I have created an open-source library that is battle-tested at various large organizations that integrates triggers into Django. Triggers are registered and automatically migrated with your models, and there are lots of pre-built triggers for you to use. Users can even write conditional triggers with Django idioms like F and Q objects. If you are feeling really adventurous, you can integrate your own native triggers with ease too. I have an interactive tutorial for this library that I use during talks, I have performed this talk at 4 different companies as a tech talk, and I have also performed this talk at a prominent Django city meetup.

This talk provides the following take-aways for the participants:

1. Understanding how triggers work in databases and what problems they can be used to solve.
2. How people can seamlessly integrate triggers in their Postgres Django projects with an open source library. Currently the library only works for Postgres triggers, but I will have MySQL support integrated by Djangocon.
3. How people can solve a wide array of difficult problems very easily with triggers.

Here are some examples of problems we will solve together using an interactive tutorial:

1. Protecting operations - preventing deletes, making append-only models, making read-only columns, and “freezing” published models.
2. Soft-deleting models - setting a “is_active” flag to “False” when a model is deleted instead of actually deleting it.
3. Finite state machines - ensuring that a “status” field can only transition among valid states.
4. Versioning a model - incrementing a version number of a model only when fields have changed.
5. Official interfaces - requiring that an “official” interface, like Model.objects.my_create() vs. Model.objects.create(), is used to create a model.
6. History tracking - snapshotting before/after versions of your model automatically while still capturing context like the logged-in user.

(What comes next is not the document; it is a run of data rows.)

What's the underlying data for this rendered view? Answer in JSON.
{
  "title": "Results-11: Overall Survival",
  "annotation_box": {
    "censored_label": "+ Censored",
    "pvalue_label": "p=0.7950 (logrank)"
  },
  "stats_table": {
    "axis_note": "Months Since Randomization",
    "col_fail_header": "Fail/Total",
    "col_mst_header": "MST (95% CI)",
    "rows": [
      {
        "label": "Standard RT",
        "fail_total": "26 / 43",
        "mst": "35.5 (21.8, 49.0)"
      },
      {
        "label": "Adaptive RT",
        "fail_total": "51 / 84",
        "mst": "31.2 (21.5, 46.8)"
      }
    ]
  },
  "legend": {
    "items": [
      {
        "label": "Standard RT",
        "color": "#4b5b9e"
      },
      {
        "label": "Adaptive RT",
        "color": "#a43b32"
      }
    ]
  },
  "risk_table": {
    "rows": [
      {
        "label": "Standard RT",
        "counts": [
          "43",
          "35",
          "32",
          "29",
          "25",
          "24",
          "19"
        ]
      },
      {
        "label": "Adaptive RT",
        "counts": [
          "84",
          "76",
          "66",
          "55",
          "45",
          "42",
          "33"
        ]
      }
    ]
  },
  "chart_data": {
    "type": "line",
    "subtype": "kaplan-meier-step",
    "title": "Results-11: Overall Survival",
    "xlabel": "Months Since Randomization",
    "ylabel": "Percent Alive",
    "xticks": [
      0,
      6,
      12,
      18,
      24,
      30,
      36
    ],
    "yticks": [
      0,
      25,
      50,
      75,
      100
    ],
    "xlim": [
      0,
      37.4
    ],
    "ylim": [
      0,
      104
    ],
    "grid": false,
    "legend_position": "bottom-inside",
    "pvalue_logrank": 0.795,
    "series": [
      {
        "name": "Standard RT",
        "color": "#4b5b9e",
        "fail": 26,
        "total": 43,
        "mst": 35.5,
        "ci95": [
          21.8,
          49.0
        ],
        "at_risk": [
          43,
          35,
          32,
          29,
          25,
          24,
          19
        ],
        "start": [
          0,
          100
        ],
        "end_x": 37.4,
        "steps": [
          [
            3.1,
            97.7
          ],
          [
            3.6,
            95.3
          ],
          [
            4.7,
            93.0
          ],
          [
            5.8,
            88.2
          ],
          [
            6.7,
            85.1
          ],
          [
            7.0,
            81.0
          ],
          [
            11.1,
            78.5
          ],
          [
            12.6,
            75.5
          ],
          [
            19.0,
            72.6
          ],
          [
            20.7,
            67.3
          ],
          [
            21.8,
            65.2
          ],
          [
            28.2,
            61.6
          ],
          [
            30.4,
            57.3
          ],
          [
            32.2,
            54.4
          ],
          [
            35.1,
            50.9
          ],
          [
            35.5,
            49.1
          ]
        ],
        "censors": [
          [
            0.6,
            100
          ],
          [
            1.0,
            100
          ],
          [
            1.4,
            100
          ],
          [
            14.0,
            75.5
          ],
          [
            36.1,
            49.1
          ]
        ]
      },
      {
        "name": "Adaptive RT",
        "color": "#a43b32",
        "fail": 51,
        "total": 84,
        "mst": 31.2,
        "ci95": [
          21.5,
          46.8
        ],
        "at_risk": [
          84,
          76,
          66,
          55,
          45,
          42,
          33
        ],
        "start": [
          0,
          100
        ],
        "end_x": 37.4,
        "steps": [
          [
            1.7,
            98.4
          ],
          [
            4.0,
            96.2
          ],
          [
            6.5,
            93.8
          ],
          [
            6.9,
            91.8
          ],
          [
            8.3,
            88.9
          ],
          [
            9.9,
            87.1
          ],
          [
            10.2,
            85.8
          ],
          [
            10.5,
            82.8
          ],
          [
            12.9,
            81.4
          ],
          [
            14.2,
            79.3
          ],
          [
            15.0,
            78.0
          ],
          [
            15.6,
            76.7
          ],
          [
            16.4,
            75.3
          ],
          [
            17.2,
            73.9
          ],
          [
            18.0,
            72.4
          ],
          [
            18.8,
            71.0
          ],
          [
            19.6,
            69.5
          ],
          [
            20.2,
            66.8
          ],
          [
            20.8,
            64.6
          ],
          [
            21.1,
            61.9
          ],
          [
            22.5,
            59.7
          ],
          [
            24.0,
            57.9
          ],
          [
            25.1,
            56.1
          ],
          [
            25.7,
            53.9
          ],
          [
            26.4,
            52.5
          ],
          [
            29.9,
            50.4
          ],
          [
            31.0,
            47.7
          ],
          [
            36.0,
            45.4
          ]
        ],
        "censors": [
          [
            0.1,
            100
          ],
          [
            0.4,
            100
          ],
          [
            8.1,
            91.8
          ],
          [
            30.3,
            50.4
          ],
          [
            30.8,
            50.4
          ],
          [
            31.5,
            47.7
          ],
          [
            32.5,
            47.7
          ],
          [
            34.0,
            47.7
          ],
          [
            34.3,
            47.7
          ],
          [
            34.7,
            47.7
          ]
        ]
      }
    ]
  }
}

All of these problems are solved in a few lines of code. Because of the properties of database triggers, these problems are also enforced at the database level - e.g. a user cannot delete a protected model even if they try to do it in raw SQL. That’s the power of triggers, and that’s why they are an important concept for Django developers to consider when approaching various problems. This talk aims to open people’s eyes to what those problems are, why triggers are useful to them, and how they are actually very easy to use in practice.

Triggers are inherently an advanced subject, so this talk is not aimed at the beginning Django user. I am tailoring this more to the intermediate/advanced user that has implemented a fair amount of model design. For example, if you’ve overridden a model’s “Meta” and added unique constraints before, you should be able to put lessons from this talk into practice.

I have been using Django in practice full time for 9 years now, and I have used it exclusively as the foundation for three different startups from the ground up. I went all-in on triggers at my last full-time job when it was the only reliable way to solve our history tracking problem, and that’s how the open-source library was born. I love talking to people about Django, and I really love talking about integrating triggers with Django as you might be able to tell. That’s why I’m so excited to talk about it at Djangocon and hopefully give people some other great ways to improve their application design.